Ce beau mois d’avril a pris un goût bien amer en Sicile. Car, à mesure que la météo se faisait plus clémente, les départs s’accéléraient depuis la Libye. La semaine dernière, le triste record de 8000 personnes secourues en mer était atteint. Et plus de 400 morts.

Editorial de Laura Drompt, paru dans Le Courrier, le 18 avril 2015. Cliquez ici pour lire l’article sur le site du journal.

Pour les Européens, la Méditerranée est synonyme de vacances idylliques. Pour d’autres, cette mer rime avec cimetière. Pour une société biberonnée aux trajets confortables, il n’est pas inutile de rappeler la peur que suscite le départ en mer à bord d’un rafiot surpeuplé. Comme le faisait remarquer Maybel dans nos pages de lundi – elle-même rescapée d’une traversée –, on n’osera pas parler de «bateaux».
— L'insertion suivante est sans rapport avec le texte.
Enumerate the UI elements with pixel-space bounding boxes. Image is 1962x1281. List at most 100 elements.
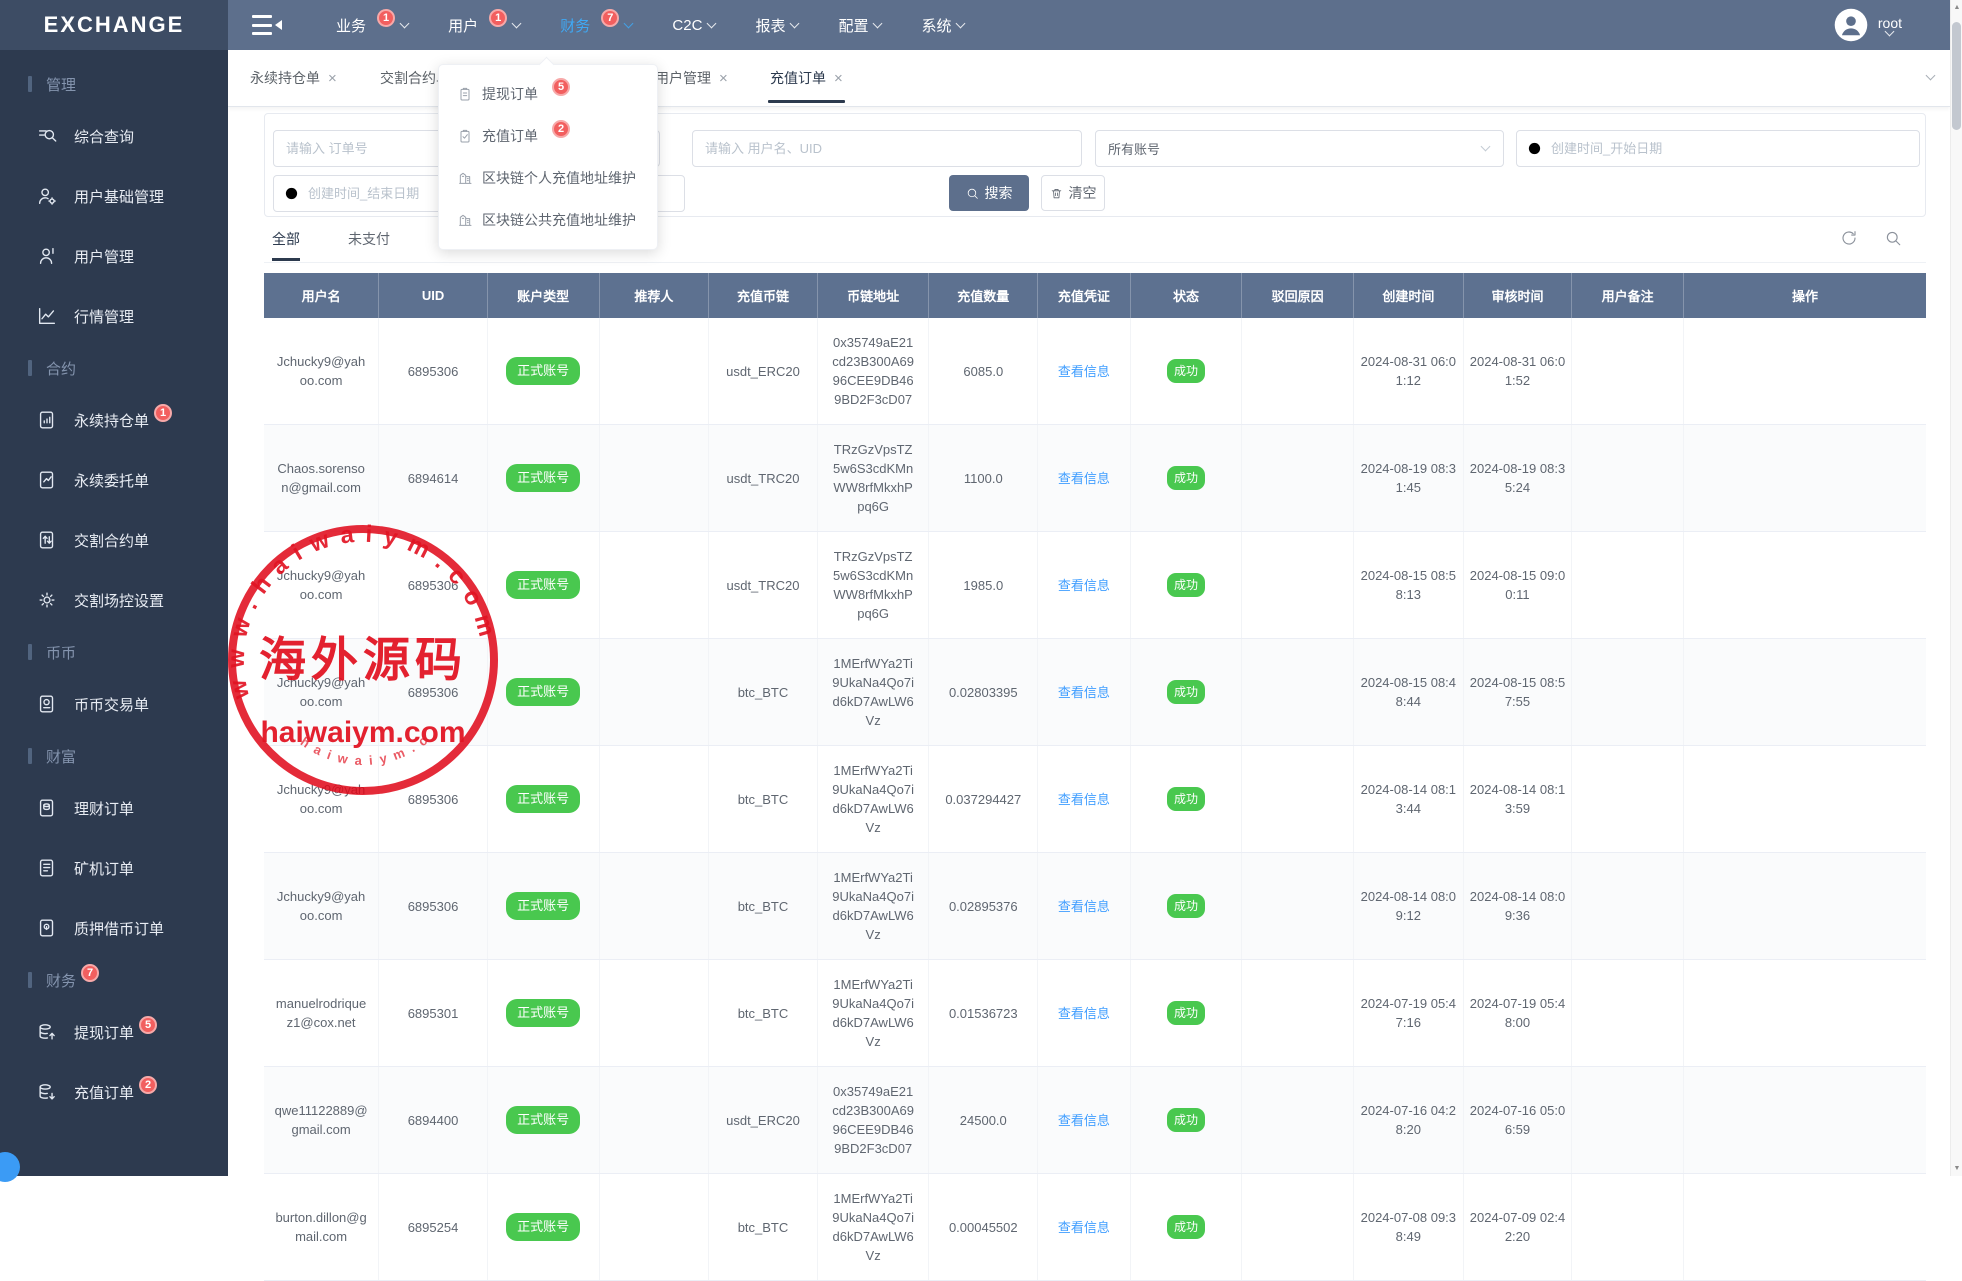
dropdown-item-label: 区块链个人充值地址维护 bbox=[482, 168, 636, 188]
cell-reject-reason bbox=[1242, 639, 1354, 746]
cell-amount: 0.00045502 bbox=[929, 1174, 1038, 1281]
sidebar-item-13[interactable]: 理财订单 bbox=[0, 778, 228, 838]
column-header-9: 驳回原因 bbox=[1242, 273, 1354, 318]
account-type-badge: 正式账号 bbox=[506, 1213, 580, 1241]
tab-0[interactable]: 永续持仓单× bbox=[250, 50, 337, 106]
tab-3[interactable]: 充值订单× bbox=[770, 50, 843, 106]
cell-status: 成功 bbox=[1130, 960, 1242, 1067]
refresh-icon[interactable] bbox=[1840, 229, 1858, 247]
cell-uid: 6894400 bbox=[379, 1067, 488, 1174]
clear-button[interactable]: 清空 bbox=[1041, 175, 1105, 211]
cell-chain: usdt_ERC20 bbox=[709, 1067, 818, 1174]
top-menu-6[interactable]: 系统 bbox=[921, 15, 964, 36]
start-date-input[interactable] bbox=[1516, 130, 1920, 167]
top-menu-2[interactable]: 财务7 bbox=[560, 15, 632, 36]
cell-voucher: 查看信息 bbox=[1038, 425, 1131, 532]
column-header-2: 账户类型 bbox=[487, 273, 599, 318]
close-icon[interactable]: × bbox=[328, 71, 337, 86]
sidebar-item-18[interactable]: 充值订单2 bbox=[0, 1062, 228, 1122]
sidebar-item-7[interactable]: 永续委托单 bbox=[0, 450, 228, 510]
sidebar-item-11[interactable]: 币币交易单 bbox=[0, 674, 228, 734]
view-info-link[interactable]: 查看信息 bbox=[1058, 685, 1110, 700]
user-menu[interactable]: root bbox=[1834, 8, 1902, 42]
cell-amount: 24500.0 bbox=[929, 1067, 1038, 1174]
page-scrollbar[interactable]: ▲ ▼ bbox=[1950, 0, 1962, 1176]
top-menu-1[interactable]: 用户1 bbox=[448, 15, 520, 36]
account-type-select[interactable]: 所有账号 bbox=[1095, 130, 1504, 167]
dropdown-item-2[interactable]: 区块链个人充值地址维护 bbox=[439, 157, 657, 199]
sidebar-item-3[interactable]: 用户管理 bbox=[0, 226, 228, 286]
main-content: 所有账号 搜索 清空 全部 未支付 用户名UID账户类型推荐人充值币链币链地址充值… bbox=[228, 107, 1950, 1176]
dropdown-item-0[interactable]: 提现订单5 bbox=[439, 73, 657, 115]
tab-overflow-chevron-icon[interactable] bbox=[1926, 71, 1936, 81]
cell-amount: 0.01536723 bbox=[929, 960, 1038, 1067]
top-menu-3[interactable]: C2C bbox=[672, 17, 715, 34]
close-icon[interactable]: × bbox=[834, 71, 843, 86]
cell-referrer bbox=[599, 318, 709, 425]
view-info-link[interactable]: 查看信息 bbox=[1058, 1006, 1110, 1021]
dropdown-item-1[interactable]: 充值订单2 bbox=[439, 115, 657, 157]
top-menu-label: 报表 bbox=[755, 15, 785, 36]
cell-reject-reason bbox=[1242, 425, 1354, 532]
scrollbar-thumb[interactable] bbox=[1952, 22, 1961, 130]
user-search-input[interactable] bbox=[692, 130, 1082, 167]
sidebar-item-6[interactable]: 永续持仓单1 bbox=[0, 390, 228, 450]
magnifier-icon[interactable] bbox=[1884, 229, 1902, 247]
scroll-up-icon[interactable]: ▲ bbox=[1951, 4, 1962, 11]
menu-collapse-button[interactable] bbox=[252, 15, 282, 35]
table-header-row: 用户名UID账户类型推荐人充值币链币链地址充值数量充值凭证状态驳回原因创建时间审… bbox=[264, 273, 1926, 318]
sidebar-item-15[interactable]: 质押借币订单 bbox=[0, 898, 228, 958]
sidebar-item-14[interactable]: 矿机订单 bbox=[0, 838, 228, 898]
cell-account-type: 正式账号 bbox=[487, 746, 599, 853]
sidebar-section-label: 财务 bbox=[46, 970, 76, 991]
cell-action bbox=[1683, 639, 1926, 746]
dropdown-item-label: 区块链公共充值地址维护 bbox=[482, 210, 636, 230]
top-menu-5[interactable]: 配置 bbox=[838, 15, 881, 36]
close-icon[interactable]: × bbox=[719, 71, 728, 86]
search-button[interactable]: 搜索 bbox=[949, 175, 1029, 211]
hamburger-icon bbox=[252, 15, 272, 18]
cell-action bbox=[1683, 532, 1926, 639]
cell-voucher: 查看信息 bbox=[1038, 1174, 1131, 1281]
sidebar-item-9[interactable]: 交割场控设置 bbox=[0, 570, 228, 630]
top-menu-label: C2C bbox=[672, 17, 702, 34]
subtab-0[interactable]: 全部 bbox=[272, 229, 300, 261]
cell-uid: 6895301 bbox=[379, 960, 488, 1067]
account-type-badge: 正式账号 bbox=[506, 571, 580, 599]
sidebar-item-17[interactable]: 提现订单5 bbox=[0, 1002, 228, 1062]
table-row: Jchucky9@yahoo.com6895306正式账号usdt_TRC20T… bbox=[264, 532, 1926, 639]
sidebar-item-4[interactable]: 行情管理 bbox=[0, 286, 228, 346]
cell-chain: btc_BTC bbox=[709, 960, 818, 1067]
sidebar-item-1[interactable]: 综合查询 bbox=[0, 106, 228, 166]
view-info-link[interactable]: 查看信息 bbox=[1058, 471, 1110, 486]
view-info-link[interactable]: 查看信息 bbox=[1058, 364, 1110, 379]
cell-user-remark bbox=[1572, 960, 1684, 1067]
count-badge: 1 bbox=[377, 9, 395, 27]
dropdown-item-3[interactable]: 区块链公共充值地址维护 bbox=[439, 199, 657, 241]
view-info-link[interactable]: 查看信息 bbox=[1058, 578, 1110, 593]
cell-username: Jchucky9@yahoo.com bbox=[264, 532, 379, 639]
cell-voucher: 查看信息 bbox=[1038, 746, 1131, 853]
view-info-link[interactable]: 查看信息 bbox=[1058, 792, 1110, 807]
subtab-1[interactable]: 未支付 bbox=[348, 229, 390, 261]
blockchain-address-icon bbox=[457, 212, 473, 228]
sidebar-item-8[interactable]: 交割合约单 bbox=[0, 510, 228, 570]
column-header-5: 币链地址 bbox=[817, 273, 929, 318]
sidebar: EXCHANGE 管理综合查询用户基础管理用户管理行情管理合约永续持仓单1永续委… bbox=[0, 0, 228, 1176]
view-info-link[interactable]: 查看信息 bbox=[1058, 1220, 1110, 1235]
top-menu-0[interactable]: 业务1 bbox=[336, 15, 408, 36]
cell-user-remark bbox=[1572, 425, 1684, 532]
cell-user-remark bbox=[1572, 1174, 1684, 1281]
top-menu-4[interactable]: 报表 bbox=[755, 15, 798, 36]
cell-chain-address: 1MErfWYa2Ti9UkaNa4Qo7id6kD7AwLW6Vz bbox=[817, 1174, 929, 1281]
dropdown-item-label: 提现订单 bbox=[482, 84, 538, 104]
count-badge: 1 bbox=[489, 9, 507, 27]
tab-2[interactable]: 用户管理× bbox=[655, 50, 728, 106]
cell-username: qwe11122889@gmail.com bbox=[264, 1067, 379, 1174]
doc-line-icon bbox=[36, 469, 58, 491]
sidebar-item-2[interactable]: 用户基础管理 bbox=[0, 166, 228, 226]
top-menu-label: 用户 bbox=[448, 15, 478, 36]
scroll-down-icon[interactable]: ▼ bbox=[1951, 1165, 1962, 1172]
view-info-link[interactable]: 查看信息 bbox=[1058, 899, 1110, 914]
view-info-link[interactable]: 查看信息 bbox=[1058, 1113, 1110, 1128]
Les récits de ceux passés par cette épreuve font froid dans le dos: centaines de personnes entassées, parfois attachées par les passeurs afin d’éviter les mouvements de panique; innombrables risques pris par celles et ceux qui embarquent; passagers pris de folie, préférant crever la gomme du zodiaque plutôt que de poursuivre; départs à 240 migrants dont seuls 50 survivent jusqu’à l’arrivée des secours…

Cette réalité-là est presque quotidienne, à deux heures de vol à peine de chez nous. Des hommes, des femmes, des enfants font ainsi les frais d’une stratégie migratoire européenne inhumaine. Car ces vies pourraient être épargnées. Preuve en est: l’opération Mare Nostrum, menée sous commandement italien jusqu’en octobre, a permis de sauver plus de 170’000 personnes en une année.

Puis l’Europe a demandé à l’Italie d’interrompre cette mission à but humanitaire, sous prétexte qu’elle créait un «appel d’air» pour les migrants. Depuis, l’opération Triton patrouille aux frontières, budget ratiboisé, sous tutelle européenne. Ce changement de cap a fait reculer les navires loin en haute mer, diminuant d’autant les chances pour les esquifs de tenir le coup.

Face à cette tragédie, il est impératif d’enfin prendre ces vies humaines au sérieux, de ne pas réfléchir en nombres et en stratégies pour rendre l’Europe moins attractive.

Manifestement, la menace d’une mort atroce en mer ne freine pas les départs; le problème est donc à prendre en amont. Seule une sécurité, tant économique que politique et sociale, dans leurs pays d’origine sera à même de freiner les flux migratoires. Laisser les requérants d’asile se noyer au large n’est pas une solution. C’est pourtant le chemin entrepris par l’Europe et par la Suisse, qui participe à la fameuse opération Triton.